Feature High School Football

Grant McDonald: The one you want when the chips are down

TSAWWASSEN — Spend any amount of time playing the timeless board game known as Scrabble, and it doesn’t take long to realize that the blank chips are the best ones in the box because they can represent any letter in the alphabet.

In the world of college football recruiting, where thinking outside the box is a key to spelling future success, the goal is so often to find the kinds of high school players whose potential is represented by the figurative blank chip.

Grant McDonald has been a big name on the B.C. senior varsity high school football scene the past three seasons, yet it’s been his ability to assume any number of on-field personas that has made him a man of a thousand faces.

And so it was somehow fitting that two weeks ago, on NCAA Signing Day, the 6-foot-3, 225-pounder from Tsawwassen discovered just how much he resembled that so-called blank tile, accepting a collegiate assignment which has him morphing into a role he admits he never saw coming.

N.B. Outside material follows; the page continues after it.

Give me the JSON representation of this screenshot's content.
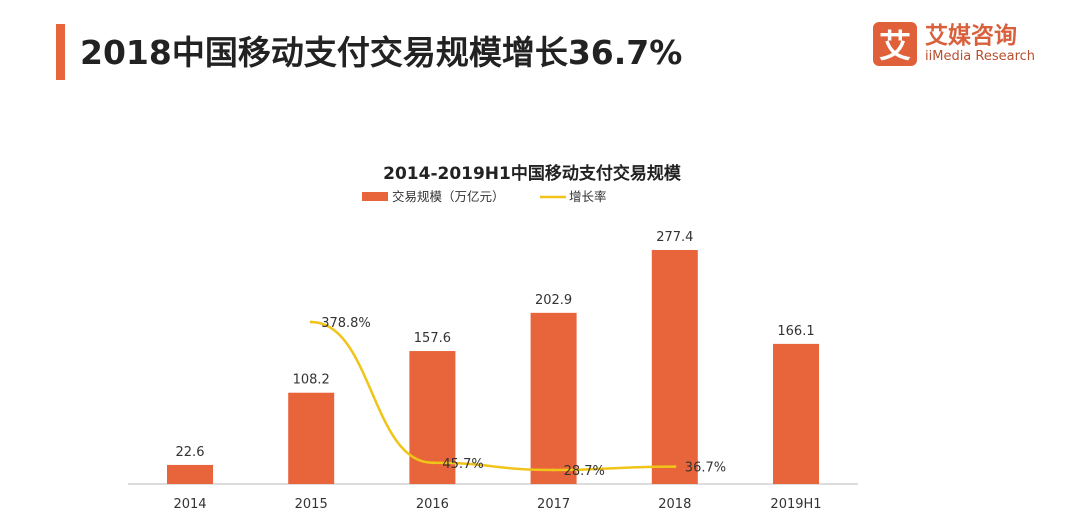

“I was almost certain that I was going to be playing defence,” said McDonald, who in the fall will assume a full-time offensive identity with the Black Bears at the University of Maine. “They said they saw me as an NFL-type tight end and halfback.”

Credit the coaches at Maine for their re-imagination of the hard-nosed McDonald, a true old-school gridiron spirit who in the spring of his Grade 10 year at South Delta, ingeniously went into his mechanics class at South Delta and built himself a sled which he filled with weights and spent all of that summer pulling across the football field.

Great hands, a powerful churn out of the offensive backfield, a natural willingness to initiate physical contact on both sides of the ball, and a perhaps most of all, an understanding of the game so 360-degrees complete that he got the ultimate compliment over his senior campaign from head coach Ray Moon.

“It got to the stage this season where I just said ‘You call the defence on the field,’” said Moon, who installed McDonald fulltime at the middle linebacker position upon his return from a nagging high-ankle sprain which had kept the senior off the field for five straight weeks early in the season.

“It was pretty much the first time in my career and it was hard to have to sit on the sidelines,” said McDonald, who suffered the injury in Week 2 vs. W.J. Mouat and didn’t get back until the stretch drive of the season where he helped lead South Delta into the Subway Bowl playoffs.

“My parents, my physio, everyone told me that if I didn’t give it time, I might not be back for the entire season,” said McDonald, who still took his reps on offence upon his return but was not able to play with the same edge as he had in previous seasons. “There was even talk of surgery. I couldn’t cut as well as I wanted to and the offence got used to running without me, so I decided that I was going to be more valuable on defence.”

Which brings us back to Maine’s re-imagintion of his future.

“I think he can be that (Rob) Gronkowski-type who can catch, has size and can hit,” says Moon of a player who was pursued by the likes of Buffalo, North Dakota, Harvard and at the last second, Hawaii.

McDonald may not fill out to 6-foot-6 and 265 pounds like Gronk, but a very attainable goal of 6-foot-4 and 240 pounds would bring him up to NFL average specs.

And McDonald knows that the move back to the linebacking core always remains a possibility.

“Things have changed a little for me and I’ve started to catch a lot more balls from my brother Ben,” McDonald says of shagging passes from his talented younger brother, a Sun Devils’ quarterback.

Yet Moon stresses the most essential thing Maine got in McDonald is the character he brings as a natural leader.

“He is the one, who in the offseason, held team meetings,” Moon begins. “He even organized practices when the coaches weren’t available and he helped with weight training. The kids on the team look up to him. They all want to be like Grant. He brings a sense of calm.”

And as that figurative man of a thousand faces, he’s the blank chip that lets you spell it any way you want.